Social software in business – use cases

Lee Bryant – Headshift
David Fitch – Simmons & Simmons
Olivier Creiche – six apart
Adam Tinworth – reed

Lee’s telling us about some of the cases and then looking real world perspectives of what is being done.

We’ve got mature well-developed products now and we have some good external services for getting people started without involving IT and then you can build your own mashups and services using things like Ning.

But it ain’t what you do…

So just putting in blogs isn’t enough, you need concrete business use cases, engagement and people support and (at least a degree of ) a connected infrastructure.

We’re just about to release a library of use-cases that might be useful for people to look at info & knowledge sharing, innovation & R&D, internal comms as well as Marketing & PR.

So here’s some cases.

OC: We just deliver bricks, the important stuff gets done by these guys who build interesting and useful houses. Last year we were still just explaining what blogs are and how we thought they might be used.
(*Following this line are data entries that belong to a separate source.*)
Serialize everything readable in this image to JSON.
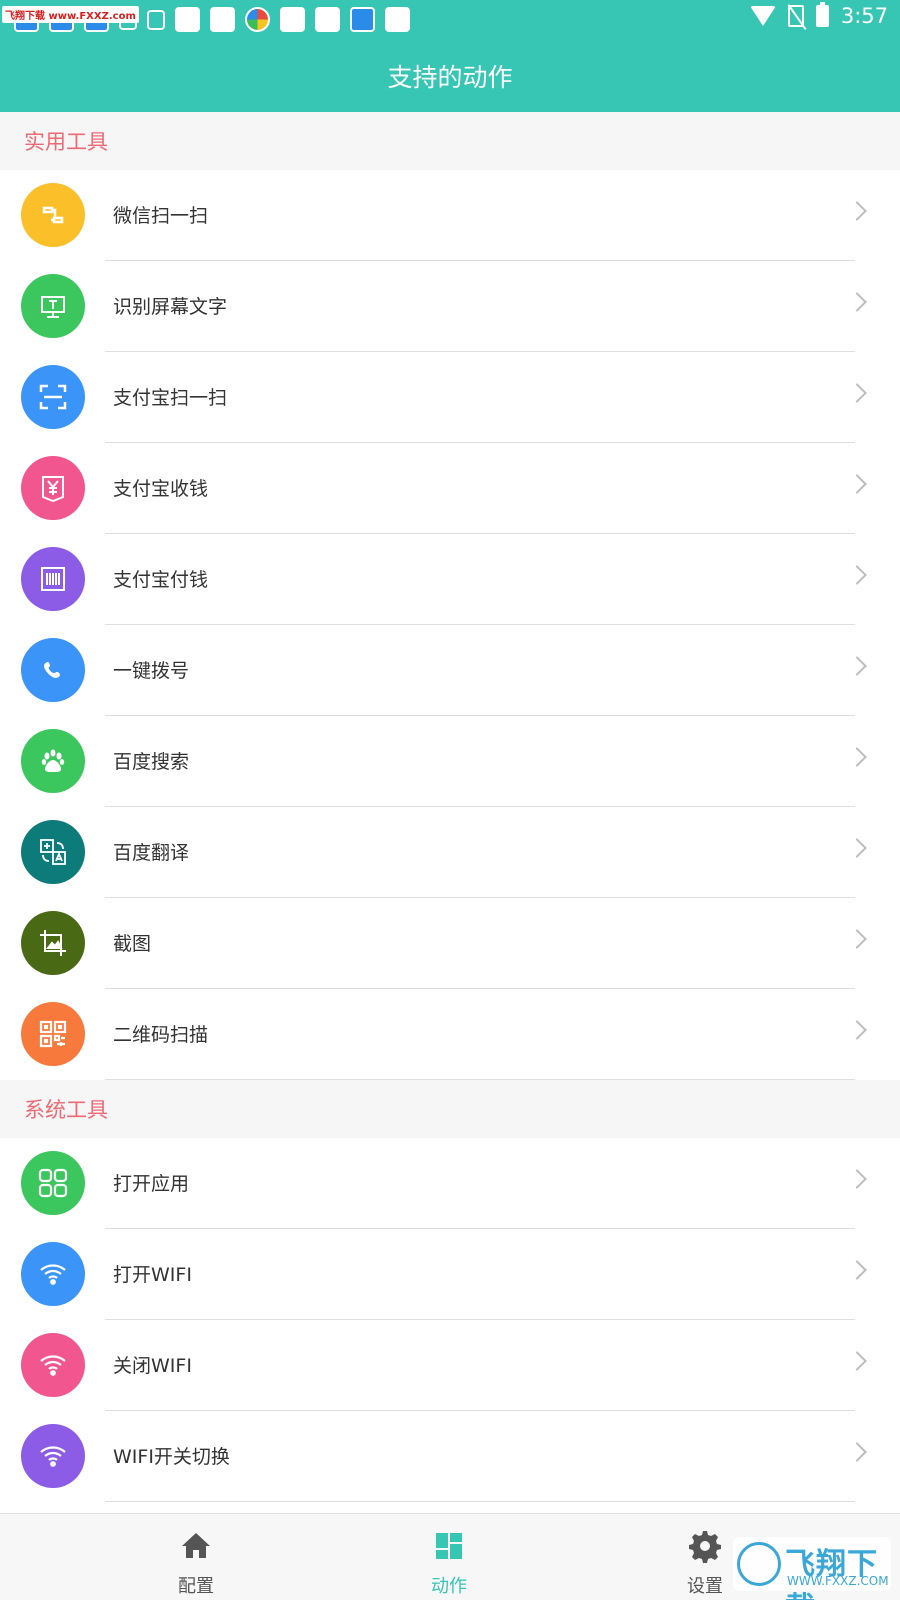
{
  "statusbar": {
    "time": "3:57",
    "watermark": "飞翔下载 www.FXXZ.com"
  },
  "appbar": {
    "title": "支持的动作"
  },
  "sections": [
    {
      "title": "实用工具",
      "items": [
        {
          "label": "微信扫一扫",
          "icon": "wechat-scan-icon",
          "color": "#fbbf2a"
        },
        {
          "label": "识别屏幕文字",
          "icon": "screen-text-icon",
          "color": "#3cc75e"
        },
        {
          "label": "支付宝扫一扫",
          "icon": "scan-frame-icon",
          "color": "#3b94f7"
        },
        {
          "label": "支付宝收钱",
          "icon": "yuan-receive-icon",
          "color": "#f2568f"
        },
        {
          "label": "支付宝付钱",
          "icon": "barcode-icon",
          "color": "#8c5ce6"
        },
        {
          "label": "一键拨号",
          "icon": "phone-icon",
          "color": "#3b94f7"
        },
        {
          "label": "百度搜索",
          "icon": "paw-icon",
          "color": "#3cc75e"
        },
        {
          "label": "百度翻译",
          "icon": "translate-icon",
          "color": "#0e7b7b"
        },
        {
          "label": "截图",
          "icon": "screenshot-icon",
          "color": "#4a6915"
        },
        {
          "label": "二维码扫描",
          "icon": "qrcode-icon",
          "color": "#f77a3c"
        }
      ]
    },
    {
      "title": "系统工具",
      "items": [
        {
          "label": "打开应用",
          "icon": "apps-grid-icon",
          "color": "#3cc75e"
        },
        {
          "label": "打开WIFI",
          "icon": "wifi-icon",
          "color": "#3b94f7"
        },
        {
          "label": "关闭WIFI",
          "icon": "wifi-icon",
          "color": "#f2568f"
        },
        {
          "label": "WIFI开关切换",
          "icon": "wifi-icon",
          "color": "#8c5ce6"
        }
      ]
    }
  ],
  "bottomnav": [
    {
      "label": "配置",
      "icon": "home-icon",
      "active": false
    },
    {
      "label": "动作",
      "icon": "dashboard-icon",
      "active": true
    },
    {
      "label": "设置",
      "icon": "gear-icon",
      "active": false
    }
  ],
  "colors": {
    "primary": "#36c6b3",
    "section_title": "#ec6a74"
  },
  "watermark_bottom": {
    "text": "飞翔下载",
    "domain": "WWW.FXXZ.COM"
  }
}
Bob Lutz: “No better opportunity exists to engage”.

Web publishing is way ahead in this country (Adam’s going to talk about Reed’s experience) Most of the creative stuff starts with smaller businesses and that then gets picked up by bigger players EG Serious Eats, Huffington Post vs Washington Post.

Internal Communications eg Citrix were very fast growing and had new employees not staying very long so they wanted to hold on to a bit of that knowledge while they were there, across dozens of projects and going very fast. AEP is a much bigger company but with the same story – trying to stop e-mail becoming the central repository for knowledge. They start small, they experiment, nobody *knows* how it will work but one of the success factors is having a champion someone who has a better idea than anyone else which shows the way for others.

Marketing and Community types of blogs eg Arcelor and Mittal merger raises a lot of anxiety among various stakeholders. Launched a blog/2.0 site because they wanted to be very open about what they were doing and how they were going about it and they let people go out with cameras and interview people around the world about what they felt about it. still being evaluated, but they are very happy and the press coverage has been excellent.

David Fitch:

What’s key to us is providing an infrastructure for lawyers to share knowledge and expertise across practice areas but also offices, knowing what’s going on inside the firm and outside.
We’ve been experimenting for about 3 years pushing a group of conservative people towards using new ways of operating. Blogs RSS Wikis are words that frighten lawyers so we’ve been giving them new tools and our experience is that people are able to use the lighter tools very easily – especially like bringing the time to publish down.

Our business case – the investment was zero – we used open source and tested it internally, but once we started, other people followed very quickly. so we didn’t have to justify an investment decision but we now have good evidence for new investment.

AT: we got into social media entirely by accident. We set up a small team and started out blogging and suddenly got requests to provide it internally. Publishing firms tend to be quite balkanised but as we started moving into a new business of interacting with our readers, we had a lot to learn and this raised a hunger for people to share what they’re learning and keep conversations going.

We have a number of problems – education – we’re not dictating any solution and we bring people together who (aaaagh contact lens emergency…)

Q: Does it actually work?
A: LB: it devolves things down to the level of the basic unit of work which is the person. What has happened with enterprise knowledge sharing is that people get the pain without any payback, but the lightweight tools give you power to organise your stuff and your contacts with other people and work with it all better. What’s also interesting is putting it on top

Q: do you see this as the end of employee communications as we know it?
A: LB: I don’t think so – every generation sees itself as Luke Skywalker, but it’s silly really because it actually just gets layered over the next one so now that we’re at the human scale where things really do work – people can publish and develop some sort of collective intelligence.
AT: No as it’s a way of taking away the more mundane bits of internal comms work and lets people focus on face to face

Q: MB: Lots of companies have huge intranets – should we just wipe them away?
DF: very familiar with this – there’s a huge wealth of material that’s useful but just couldn’t be found – so we did some work about improving search and findability but also looking at using lighter infrastructure to start again, which will involve some pain, people will have to go back and look at relevance for example, but that change is going to deliver the benefit that we’re moving towards creating communities and connecting people rather than just producing static content.

Q: GC: How do you deal with info that becomes out of date?
A:LB: different approaches – the most interesting is that in a mature implementation anything acquires its own context, tags etc so out of date stuff falls down as sediment in these systems. So then you need some sort of review system, but it’s more about letting more timely stuff come to the fore.
DF: it’s also so much easier to keep your stuff up to date, even for lawyers :) so just using lighter tools helps a lot.